The capture of Qasr Abu Hadi, where Moammar Gadhafi was reportedly born in a nomad tent in 1942 when it was still a tiny desert hamlet, is the latest in a string of loyalist communities to be mopped up by National Transitional Council troops as they close in on the toppled despot’s diehard fighters inside Sirte.

Sultan was unable to say whether there were casualties in the fight for Qasr Abu Hadi, but he said two NTC fighters were killed in front line fighting in another part of eastern Sirte on Monday, and six were wounded.

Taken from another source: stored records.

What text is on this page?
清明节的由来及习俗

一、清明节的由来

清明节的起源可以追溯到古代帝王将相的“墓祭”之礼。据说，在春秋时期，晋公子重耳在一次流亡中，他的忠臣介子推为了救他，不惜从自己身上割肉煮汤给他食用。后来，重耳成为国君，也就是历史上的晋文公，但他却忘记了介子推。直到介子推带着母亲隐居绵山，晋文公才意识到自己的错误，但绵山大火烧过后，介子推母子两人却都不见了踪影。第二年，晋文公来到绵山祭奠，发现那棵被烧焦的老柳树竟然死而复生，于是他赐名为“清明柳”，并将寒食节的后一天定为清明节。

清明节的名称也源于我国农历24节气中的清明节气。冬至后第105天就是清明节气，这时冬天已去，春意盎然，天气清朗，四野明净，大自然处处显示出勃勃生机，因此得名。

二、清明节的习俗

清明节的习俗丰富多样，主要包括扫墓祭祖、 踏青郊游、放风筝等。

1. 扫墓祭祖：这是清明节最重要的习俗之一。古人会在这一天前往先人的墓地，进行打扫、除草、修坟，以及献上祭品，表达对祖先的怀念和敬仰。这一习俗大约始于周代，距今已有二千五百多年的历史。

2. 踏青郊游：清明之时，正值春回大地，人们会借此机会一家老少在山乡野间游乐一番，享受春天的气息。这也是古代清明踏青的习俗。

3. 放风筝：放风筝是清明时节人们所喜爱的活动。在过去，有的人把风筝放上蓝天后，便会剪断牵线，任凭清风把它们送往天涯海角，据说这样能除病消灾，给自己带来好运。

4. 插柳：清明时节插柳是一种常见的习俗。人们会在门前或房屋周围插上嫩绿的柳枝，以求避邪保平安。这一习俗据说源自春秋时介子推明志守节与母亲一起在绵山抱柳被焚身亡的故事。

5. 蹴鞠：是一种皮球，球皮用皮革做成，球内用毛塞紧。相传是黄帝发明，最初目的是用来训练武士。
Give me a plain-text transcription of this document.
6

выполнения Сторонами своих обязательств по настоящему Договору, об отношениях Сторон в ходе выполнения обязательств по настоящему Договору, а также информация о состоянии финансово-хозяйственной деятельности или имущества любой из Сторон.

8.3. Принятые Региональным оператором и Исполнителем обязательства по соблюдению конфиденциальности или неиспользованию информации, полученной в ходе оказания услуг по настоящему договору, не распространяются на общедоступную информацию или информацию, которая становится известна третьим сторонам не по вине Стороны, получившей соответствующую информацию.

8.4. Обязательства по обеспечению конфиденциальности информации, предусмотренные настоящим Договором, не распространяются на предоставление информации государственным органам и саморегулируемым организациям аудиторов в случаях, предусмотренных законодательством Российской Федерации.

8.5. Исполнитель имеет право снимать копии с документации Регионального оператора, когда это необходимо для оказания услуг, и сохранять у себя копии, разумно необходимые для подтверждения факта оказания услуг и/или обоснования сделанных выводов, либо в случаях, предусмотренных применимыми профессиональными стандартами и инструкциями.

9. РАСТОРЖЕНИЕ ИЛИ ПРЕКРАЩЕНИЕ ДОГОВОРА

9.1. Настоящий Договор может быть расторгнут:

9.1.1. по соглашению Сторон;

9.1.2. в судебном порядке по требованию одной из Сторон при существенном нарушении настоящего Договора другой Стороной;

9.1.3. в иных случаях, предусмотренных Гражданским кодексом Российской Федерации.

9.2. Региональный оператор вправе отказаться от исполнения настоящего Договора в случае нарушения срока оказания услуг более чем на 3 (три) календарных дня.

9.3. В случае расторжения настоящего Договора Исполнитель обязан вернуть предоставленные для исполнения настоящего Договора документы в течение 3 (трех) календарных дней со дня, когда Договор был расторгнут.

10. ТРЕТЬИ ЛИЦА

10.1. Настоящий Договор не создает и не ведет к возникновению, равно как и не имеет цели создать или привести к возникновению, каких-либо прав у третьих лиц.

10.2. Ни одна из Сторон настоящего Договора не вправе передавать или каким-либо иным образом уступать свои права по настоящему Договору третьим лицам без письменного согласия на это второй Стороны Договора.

Qasr Abu Hadi prospered under the rule of its most famous son and the surrounding countryside is dotted with large villas in gated compounds.

Most were empty, their occupants fled. But some housed large numbers of families huddled together for safety amid evident fear of retribution from the victorious NTC forces.
Most residents refused to speak and those who did were clearly afraid.

Caught in crossfire

“We are caught in the crossfire. Gadhafi’s men hide in our farms and rebels fire shells from the other side,” one said, declining to give his name.

“Two days ago, five members of a family in a house next to mine were killed when a rocket struck it. We don’t know who fired that rocket,” said the man, dressed in a traditional dishdasha.

He said he had 30 families hiding in his large villa but would not allow reporters in.
“They all are scared. There are many children too with them and they have no milk or food. I only have bread and tea to offer to them.”

NTC fighters said some of the villas had been used as arms caches by Gadhafi loyalists.

An International Committee of the Red Cross team tried to deliver desperately needed medical supplies to the Ibn Sina hospital in the centre of Sirte but was forced to turn back when a firefight erupted on the front line to the west, preventing it from crossing over.

NTC commanders, who came in for strong criticism when they launched an attack on Gadhafi forces in a nearby conference centre while the ICRC was making a delivery to the same hospital on Saturday, insisted they were only returning fire.

“We didn’t launch an attack. We were returning fire,” the NTC operations commander said.